Humanity can be divided into three groups. The first is the founders of culture. The second is the bearers of culture. And the third is the destroyers of culture. Only Aryans can be considered in the first group. The Aryan race was the foundation of all civilization. They laid the building stones of human progress. The Aryans made plans, and the other people of the world are executing them. The achievements of America and Europe, whether in science or technology, originally came from the Aryan race.
The Right of Emergency Defense
History repeated itself in 1918 and 1923. In 1918, the government chose not to end Marxism once and for all. Because of that, Germany paid the price. In 1923, the need to finish Marxism in Germany is greater than ever. These Marxists are nothing but murderers and traitors. Only the bourgeoisie can be fooled that the Marxists will now contribute to the national conscience. The Marxists and Jews are guilty of the deaths of 2 million soldiers who died in the war of 1918. And then, they made their way up to grab positions in the government.

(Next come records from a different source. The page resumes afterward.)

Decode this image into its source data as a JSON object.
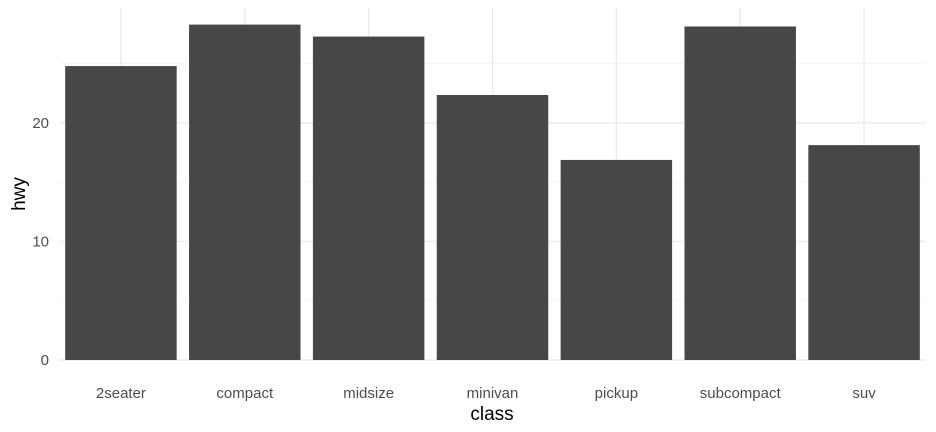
{
  "chart_data": {
    "type": "bar",
    "categories": [
      "2seater",
      "compact",
      "midsize",
      "minivan",
      "pickup",
      "subcompact",
      "suv"
    ],
    "values": [
      24.8,
      28.3,
      27.29,
      22.36,
      16.88,
      28.14,
      18.13
    ],
    "xlabel": "class",
    "ylabel": "hwy",
    "ylim": [
      0,
      29.7
    ],
    "yticks": [
      0,
      10,
      20
    ],
    "ytick_labels": [
      "0",
      "10",
      "20"
    ],
    "bar_color": "#474747",
    "grid": true,
    "legend": "none",
    "theme": "minimal"
  }
}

In World War 1, the German soldiers and the German workers became victims of the Marxist leaders. These Marxists took power over the fatherland after the War. The sons of Germany sacrificed their lives only to be deceived by these treacherous Jews. These 15,000 Hebrew corrupters should have been killed by poison gas in 1914. If they had, the men on the battlefield would still be alive in 1918, and they would gain what they fought for. The lives of these workers and soldiers are certainly more valuable than these “chosen people.”

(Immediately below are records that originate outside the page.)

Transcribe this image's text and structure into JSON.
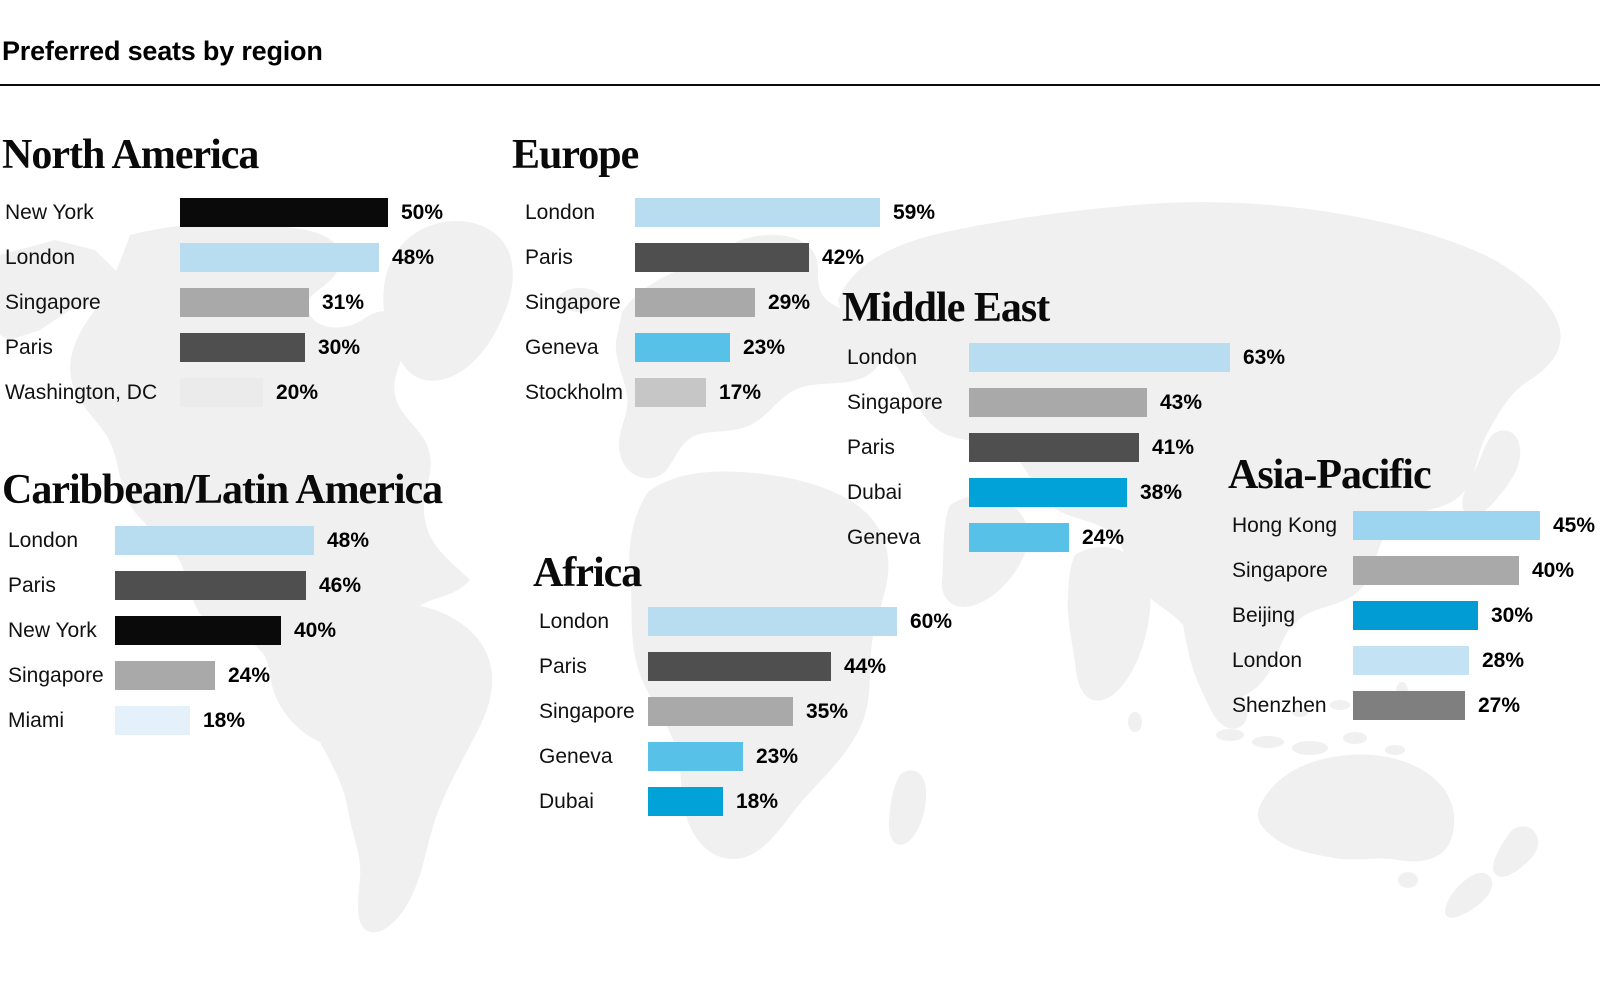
{
  "page": {
    "title": "Preferred seats by region"
  },
  "style": {
    "map_color": "#f0f0f0",
    "divider_color": "#0a0a0a",
    "label_color": "#111111",
    "value_color": "#000000"
  },
  "chart_data": [
    {
      "type": "bar",
      "title": "North America",
      "orientation": "horizontal",
      "unit": "%",
      "value_range": [
        0,
        100
      ],
      "grid": false,
      "legend": false,
      "data_labels": true,
      "categories": [
        "New York",
        "London",
        "Singapore",
        "Paris",
        "Washington, DC"
      ],
      "values": [
        50,
        48,
        31,
        30,
        20
      ],
      "colors": [
        "#0a0a0a",
        "#b8ddf1",
        "#a9a9a9",
        "#4f4f4f",
        "#ebebeb"
      ]
    },
    {
      "type": "bar",
      "title": "Europe",
      "orientation": "horizontal",
      "unit": "%",
      "value_range": [
        0,
        100
      ],
      "grid": false,
      "legend": false,
      "data_labels": true,
      "categories": [
        "London",
        "Paris",
        "Singapore",
        "Geneva",
        "Stockholm"
      ],
      "values": [
        59,
        42,
        29,
        23,
        17
      ],
      "colors": [
        "#b8ddf1",
        "#4f4f4f",
        "#a9a9a9",
        "#58c1e7",
        "#c6c6c6"
      ]
    },
    {
      "type": "bar",
      "title": "Middle East",
      "orientation": "horizontal",
      "unit": "%",
      "value_range": [
        0,
        100
      ],
      "grid": false,
      "legend": false,
      "data_labels": true,
      "categories": [
        "London",
        "Singapore",
        "Paris",
        "Dubai",
        "Geneva"
      ],
      "values": [
        63,
        43,
        41,
        38,
        24
      ],
      "colors": [
        "#b8ddf1",
        "#a9a9a9",
        "#4f4f4f",
        "#00a2d7",
        "#58c1e7"
      ]
    },
    {
      "type": "bar",
      "title": "Caribbean/Latin America",
      "orientation": "horizontal",
      "unit": "%",
      "value_range": [
        0,
        100
      ],
      "grid": false,
      "legend": false,
      "data_labels": true,
      "categories": [
        "London",
        "Paris",
        "New York",
        "Singapore",
        "Miami"
      ],
      "values": [
        48,
        46,
        40,
        24,
        18
      ],
      "colors": [
        "#b8ddf1",
        "#4f4f4f",
        "#0a0a0a",
        "#a9a9a9",
        "#e4f1fb"
      ]
    },
    {
      "type": "bar",
      "title": "Africa",
      "orientation": "horizontal",
      "unit": "%",
      "value_range": [
        0,
        100
      ],
      "grid": false,
      "legend": false,
      "data_labels": true,
      "categories": [
        "London",
        "Paris",
        "Singapore",
        "Geneva",
        "Dubai"
      ],
      "values": [
        60,
        44,
        35,
        23,
        18
      ],
      "colors": [
        "#b8ddf1",
        "#4f4f4f",
        "#a9a9a9",
        "#58c1e7",
        "#00a2d7"
      ]
    },
    {
      "type": "bar",
      "title": "Asia-Pacific",
      "orientation": "horizontal",
      "unit": "%",
      "value_range": [
        0,
        100
      ],
      "grid": false,
      "legend": false,
      "data_labels": true,
      "categories": [
        "Hong Kong",
        "Singapore",
        "Beijing",
        "London",
        "Shenzhen"
      ],
      "values": [
        45,
        40,
        30,
        28,
        27
      ],
      "colors": [
        "#9dd4ef",
        "#a9a9a9",
        "#009cd3",
        "#c3e2f4",
        "#7f7f7f"
      ]
    }
  ]
}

But Germany’s bourgeoisie let it happen. In the name of statesmanship, they let these traitors and swindlers rise to power. This was while millions of loyal men died on the battlefield. We should not commit the same mistake. In 1923, we needed to eliminate these Marxists once and for all. A nation cannot be saved by prayers. Passive resistance can only last for some time. There is nothing like warfare to settle all disputes. The only truly effective way to reform any nation is by military means.
In November 1923, the Republic ordered the National Socialist German Workers’ Party to be dissolved. The members were commanded not to convene ever again. But as I ended this book in November 1926, the Nazi Party rises stronger and louder than ever.No one can stop the correct ideas, the pure will, and the spirit of the Nazis. The value of personality and race is at our core. Germany will become lord of the Earth as soon as it is cured of racial poisoning. The Nazis will do whatever it takes to secure the people and the fatherland. “Germany, Germany above all, above all in the world.”

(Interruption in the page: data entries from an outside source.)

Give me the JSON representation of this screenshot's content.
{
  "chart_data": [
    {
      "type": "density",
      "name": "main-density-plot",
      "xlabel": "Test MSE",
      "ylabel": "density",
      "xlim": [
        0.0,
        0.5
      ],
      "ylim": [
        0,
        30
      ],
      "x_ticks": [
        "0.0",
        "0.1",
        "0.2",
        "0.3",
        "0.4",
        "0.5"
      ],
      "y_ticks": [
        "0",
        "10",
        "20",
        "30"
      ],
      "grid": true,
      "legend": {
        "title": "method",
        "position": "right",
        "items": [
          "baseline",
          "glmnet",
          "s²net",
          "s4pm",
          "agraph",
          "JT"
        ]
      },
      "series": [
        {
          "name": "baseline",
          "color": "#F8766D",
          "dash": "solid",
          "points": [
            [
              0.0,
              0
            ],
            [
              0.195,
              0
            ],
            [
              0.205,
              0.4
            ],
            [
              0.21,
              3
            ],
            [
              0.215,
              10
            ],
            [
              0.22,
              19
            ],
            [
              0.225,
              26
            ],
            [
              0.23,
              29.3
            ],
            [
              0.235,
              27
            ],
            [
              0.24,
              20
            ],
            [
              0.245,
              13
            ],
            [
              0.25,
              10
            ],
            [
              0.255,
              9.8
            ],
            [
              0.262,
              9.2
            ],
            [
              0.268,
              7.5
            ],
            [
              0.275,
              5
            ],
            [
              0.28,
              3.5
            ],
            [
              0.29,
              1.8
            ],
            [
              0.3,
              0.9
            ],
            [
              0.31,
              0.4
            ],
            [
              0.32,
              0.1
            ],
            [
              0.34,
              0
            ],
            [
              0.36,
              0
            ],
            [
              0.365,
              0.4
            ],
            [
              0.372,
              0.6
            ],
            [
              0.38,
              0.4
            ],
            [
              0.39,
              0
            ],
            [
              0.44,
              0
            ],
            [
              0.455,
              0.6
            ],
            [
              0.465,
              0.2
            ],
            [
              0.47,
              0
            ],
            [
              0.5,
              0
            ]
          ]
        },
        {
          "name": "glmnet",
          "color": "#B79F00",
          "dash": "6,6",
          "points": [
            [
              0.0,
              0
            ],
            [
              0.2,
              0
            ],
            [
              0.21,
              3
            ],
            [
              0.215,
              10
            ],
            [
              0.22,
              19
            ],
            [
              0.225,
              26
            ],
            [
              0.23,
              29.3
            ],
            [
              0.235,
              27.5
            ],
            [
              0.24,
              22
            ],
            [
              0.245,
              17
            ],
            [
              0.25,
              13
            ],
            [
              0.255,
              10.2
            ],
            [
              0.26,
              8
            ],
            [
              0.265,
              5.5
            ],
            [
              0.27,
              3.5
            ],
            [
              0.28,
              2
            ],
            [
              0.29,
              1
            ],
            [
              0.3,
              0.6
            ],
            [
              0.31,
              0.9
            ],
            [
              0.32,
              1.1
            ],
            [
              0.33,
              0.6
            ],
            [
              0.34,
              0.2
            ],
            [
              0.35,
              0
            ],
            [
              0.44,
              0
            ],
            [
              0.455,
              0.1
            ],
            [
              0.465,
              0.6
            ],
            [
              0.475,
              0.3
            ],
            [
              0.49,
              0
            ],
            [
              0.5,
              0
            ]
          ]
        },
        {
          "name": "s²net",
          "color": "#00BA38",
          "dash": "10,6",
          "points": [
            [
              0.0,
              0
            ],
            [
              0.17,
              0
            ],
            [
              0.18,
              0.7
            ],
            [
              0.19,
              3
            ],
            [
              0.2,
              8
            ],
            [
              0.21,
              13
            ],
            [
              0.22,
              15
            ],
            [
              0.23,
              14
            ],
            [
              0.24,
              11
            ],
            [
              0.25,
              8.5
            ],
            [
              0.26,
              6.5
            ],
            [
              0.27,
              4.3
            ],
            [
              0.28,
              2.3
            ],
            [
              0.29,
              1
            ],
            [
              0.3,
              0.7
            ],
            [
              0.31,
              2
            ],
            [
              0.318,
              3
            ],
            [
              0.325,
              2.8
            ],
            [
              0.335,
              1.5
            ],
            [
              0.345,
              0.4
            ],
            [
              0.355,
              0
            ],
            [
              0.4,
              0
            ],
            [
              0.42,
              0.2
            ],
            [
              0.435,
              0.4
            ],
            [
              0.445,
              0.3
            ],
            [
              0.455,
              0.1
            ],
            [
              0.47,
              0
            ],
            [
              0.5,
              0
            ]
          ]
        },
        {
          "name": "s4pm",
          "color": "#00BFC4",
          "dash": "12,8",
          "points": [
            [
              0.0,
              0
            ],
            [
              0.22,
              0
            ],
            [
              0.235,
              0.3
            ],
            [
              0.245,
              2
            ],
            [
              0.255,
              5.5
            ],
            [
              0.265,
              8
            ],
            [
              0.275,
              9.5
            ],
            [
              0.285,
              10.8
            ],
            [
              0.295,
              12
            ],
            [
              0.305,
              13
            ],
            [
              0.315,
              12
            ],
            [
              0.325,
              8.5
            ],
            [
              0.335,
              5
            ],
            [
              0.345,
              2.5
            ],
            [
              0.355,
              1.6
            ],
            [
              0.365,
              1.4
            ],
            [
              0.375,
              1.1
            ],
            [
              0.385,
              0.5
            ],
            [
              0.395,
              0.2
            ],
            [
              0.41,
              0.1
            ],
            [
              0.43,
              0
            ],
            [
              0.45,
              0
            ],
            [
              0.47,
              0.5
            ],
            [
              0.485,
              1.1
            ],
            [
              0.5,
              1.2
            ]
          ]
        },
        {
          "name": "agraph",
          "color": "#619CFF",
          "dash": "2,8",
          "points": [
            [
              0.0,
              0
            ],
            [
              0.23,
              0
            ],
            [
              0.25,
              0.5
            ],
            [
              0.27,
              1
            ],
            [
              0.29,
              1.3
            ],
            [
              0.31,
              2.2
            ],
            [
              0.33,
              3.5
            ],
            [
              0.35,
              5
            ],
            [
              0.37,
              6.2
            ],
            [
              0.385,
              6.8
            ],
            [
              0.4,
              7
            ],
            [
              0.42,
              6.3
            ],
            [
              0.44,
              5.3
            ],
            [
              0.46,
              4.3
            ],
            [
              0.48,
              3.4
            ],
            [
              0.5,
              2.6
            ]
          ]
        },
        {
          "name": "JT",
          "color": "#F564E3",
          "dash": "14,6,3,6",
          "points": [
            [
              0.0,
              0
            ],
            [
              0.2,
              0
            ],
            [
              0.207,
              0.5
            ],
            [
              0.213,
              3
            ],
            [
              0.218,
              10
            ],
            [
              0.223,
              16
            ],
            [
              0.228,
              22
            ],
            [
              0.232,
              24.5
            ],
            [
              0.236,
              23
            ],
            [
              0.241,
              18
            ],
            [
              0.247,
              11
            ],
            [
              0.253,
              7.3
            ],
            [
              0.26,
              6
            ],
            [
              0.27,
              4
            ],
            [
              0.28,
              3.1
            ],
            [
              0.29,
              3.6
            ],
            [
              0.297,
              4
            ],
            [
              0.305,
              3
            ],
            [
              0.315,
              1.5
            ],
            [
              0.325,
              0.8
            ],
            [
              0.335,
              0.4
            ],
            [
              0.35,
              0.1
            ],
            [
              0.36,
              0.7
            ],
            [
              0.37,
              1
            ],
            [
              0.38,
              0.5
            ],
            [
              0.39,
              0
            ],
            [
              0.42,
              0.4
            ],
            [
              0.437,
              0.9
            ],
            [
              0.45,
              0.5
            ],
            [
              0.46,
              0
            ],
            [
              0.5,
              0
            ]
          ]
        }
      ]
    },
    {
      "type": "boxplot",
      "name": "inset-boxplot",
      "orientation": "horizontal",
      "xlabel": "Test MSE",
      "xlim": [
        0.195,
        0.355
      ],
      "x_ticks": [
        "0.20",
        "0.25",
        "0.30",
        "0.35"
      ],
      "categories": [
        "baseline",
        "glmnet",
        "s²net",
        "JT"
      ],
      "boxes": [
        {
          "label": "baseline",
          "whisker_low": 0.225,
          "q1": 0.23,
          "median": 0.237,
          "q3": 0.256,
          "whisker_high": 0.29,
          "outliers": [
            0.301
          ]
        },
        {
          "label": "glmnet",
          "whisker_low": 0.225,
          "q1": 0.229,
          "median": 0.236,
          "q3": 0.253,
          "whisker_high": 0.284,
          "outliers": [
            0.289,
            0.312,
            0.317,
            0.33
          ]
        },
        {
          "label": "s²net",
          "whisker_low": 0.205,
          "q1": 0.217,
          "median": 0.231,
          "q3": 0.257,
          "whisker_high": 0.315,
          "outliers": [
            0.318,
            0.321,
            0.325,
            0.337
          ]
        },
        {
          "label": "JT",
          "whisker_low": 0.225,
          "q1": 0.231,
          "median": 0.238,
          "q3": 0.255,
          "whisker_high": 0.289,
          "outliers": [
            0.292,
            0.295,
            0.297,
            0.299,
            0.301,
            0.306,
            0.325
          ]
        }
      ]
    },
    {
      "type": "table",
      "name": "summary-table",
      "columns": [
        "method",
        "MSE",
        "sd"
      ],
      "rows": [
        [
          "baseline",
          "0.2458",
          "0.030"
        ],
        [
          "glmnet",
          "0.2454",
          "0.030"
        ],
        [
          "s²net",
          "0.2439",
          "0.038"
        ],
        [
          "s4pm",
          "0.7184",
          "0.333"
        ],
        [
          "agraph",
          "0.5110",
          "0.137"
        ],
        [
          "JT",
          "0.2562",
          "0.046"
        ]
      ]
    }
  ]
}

You learned about the mind of Adolf Hitler. You learned about his belief in the purity of race. You learned his strong views about Marxism. Hitler believed in action. He viewed diplomacy as cowardice. We are now in the digital age. People all over the world are connected more than ever. We are of different colors and cultures, but deep inside, we are all human. We all want to protect our loved ones. We all want to pursue our dreams and live in happiness.
It is best to learn about empathy, to feel what others feel, and to see things from other people’s perspectives. Which do you think leads to a better life, anger, and close-mindedness or kindness and understanding? Will you live a life of hate or compassion? The choice is yours.